1. **Idempotent runs:** Each `download_and_process` task fetches, processes, then deletes the target object. If the object does not exist, the `NoSuchKey` / `NoSuchBucket` (404) branch catches it and returns a no-op. S3's strong read-after-write consistency ensures that a "not found" response is a reliable completion signal.
2. **Spawn-time deduplication:** Concurrent duplicate runs for the exact same `(bucket, object)` are actively prevented by the parent's `child_key` constraint, meaning the 404 no-op path operates purely as a safety net rather than the norm.

## Register and start the worker

You can start the worker, which will begin polling all S3 buckets prefixed with `S3_WORKER_BUCKET_PREFIX` as follows:

#### Python

From `sdks/python/`:

```bash
S3_WORKER_BUCKET_PREFIX="bucket-" \
S3_WORKER_MAX_CONCURRENT_BUCKET_POLLERS=10 \
S3_WORKER_MAX_RUNS_PER_BUCKET=20 \
S3_WORKER_SLOTS=40 \
poetry run python -m examples.aws.s3.worker
```

#### Typescript

From `sdks/typescript/`:

```bash
S3_WORKER_BUCKET_PREFIX="bucket-" \
S3_WORKER_MAX_CONCURRENT_BUCKET_POLLERS=10 \
S3_WORKER_MAX_RUNS_PER_BUCKET=20 \
S3_WORKER_SLOTS=40 \
npx ts-node src/v1/examples/aws/s3/worker.ts
```

> **Info:** **Running Worker Locally**
>
> Start `localstack/localstack:4.14` using the provided `docker-compose.yaml`:
>
> ```bash
> docker compose -f examples/aws/s3/docker-compose.yml up -d --wait
> ```
>
> Then set the following environment variables before running:
>
> ```bash
> AWS_ENDPOINT_URL=http://localhost:4566
> AWS_ACCESS_KEY_ID=test
> AWS_SECRET_ACCESS_KEY=test
> AWS_REGION=us-east-1
> ```

## Testing

#### Python

Run the Python worker test suite to exercise the end-to-end workflow, with startup and teardown managed by `pytest` fixtures.

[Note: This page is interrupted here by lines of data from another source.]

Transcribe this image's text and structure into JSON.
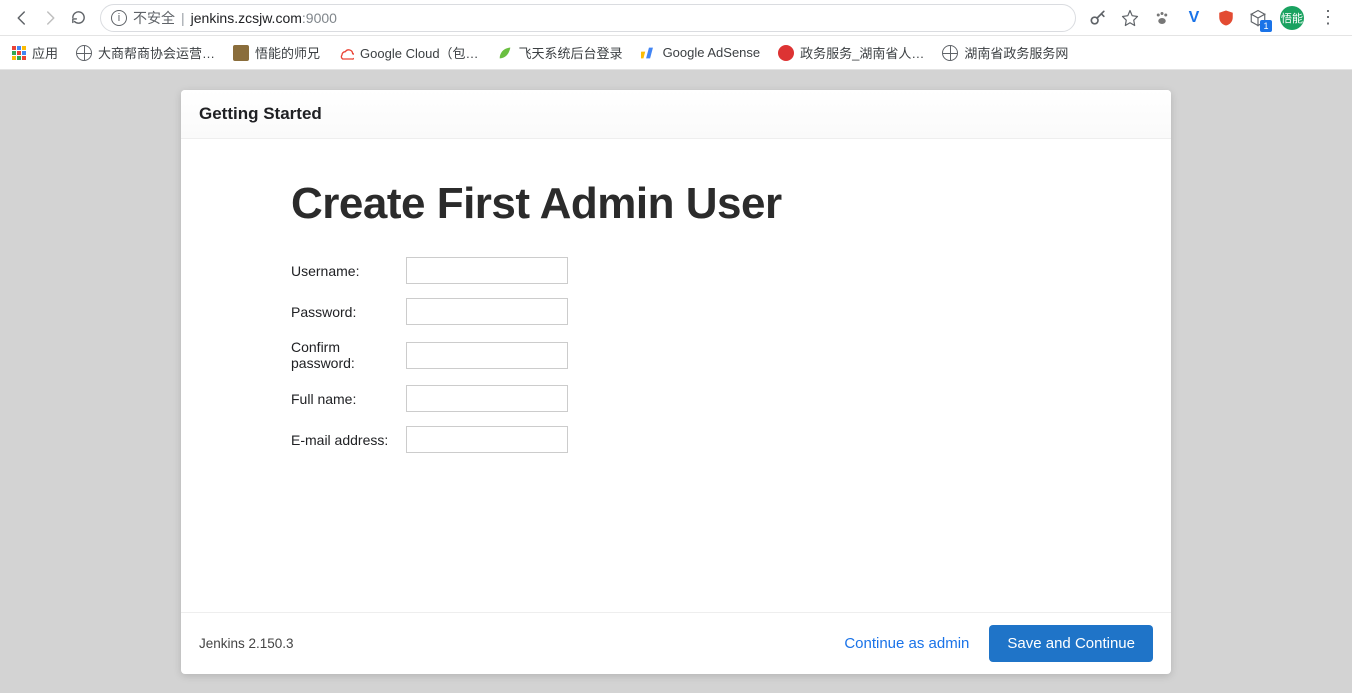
{
  "browser": {
    "url_insecure_label": "不安全",
    "url_host": "jenkins.zcsjw.com",
    "url_port": ":9000",
    "avatar_text": "悟能",
    "ext_badge": "1"
  },
  "bookmarks": {
    "apps_label": "应用",
    "items": [
      "大商帮商协会运营…",
      "悟能的师兄",
      "Google Cloud（包…",
      "飞天系统后台登录",
      "Google AdSense",
      "政务服务_湖南省人…",
      "湖南省政务服务网"
    ]
  },
  "page": {
    "header": "Getting Started",
    "title": "Create First Admin User",
    "labels": {
      "username": "Username:",
      "password": "Password:",
      "confirm": "Confirm password:",
      "fullname": "Full name:",
      "email": "E-mail address:"
    },
    "footer": {
      "version": "Jenkins 2.150.3",
      "continue_as_admin": "Continue as admin",
      "save": "Save and Continue"
    }
  }
}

This will:

- Spin up a LocalStack instance via `docker compose`.
- Seed it with S3 data.
- Start the worker, which will initiate polling.
- Validate that every seeded object is processed and deleted.

```bash
pytest examples/aws/s3/test_worker.py
```

#### Typescript

There is no automated test suite for the TypeScript worker. Use the steps above to run it manually against LocalStack.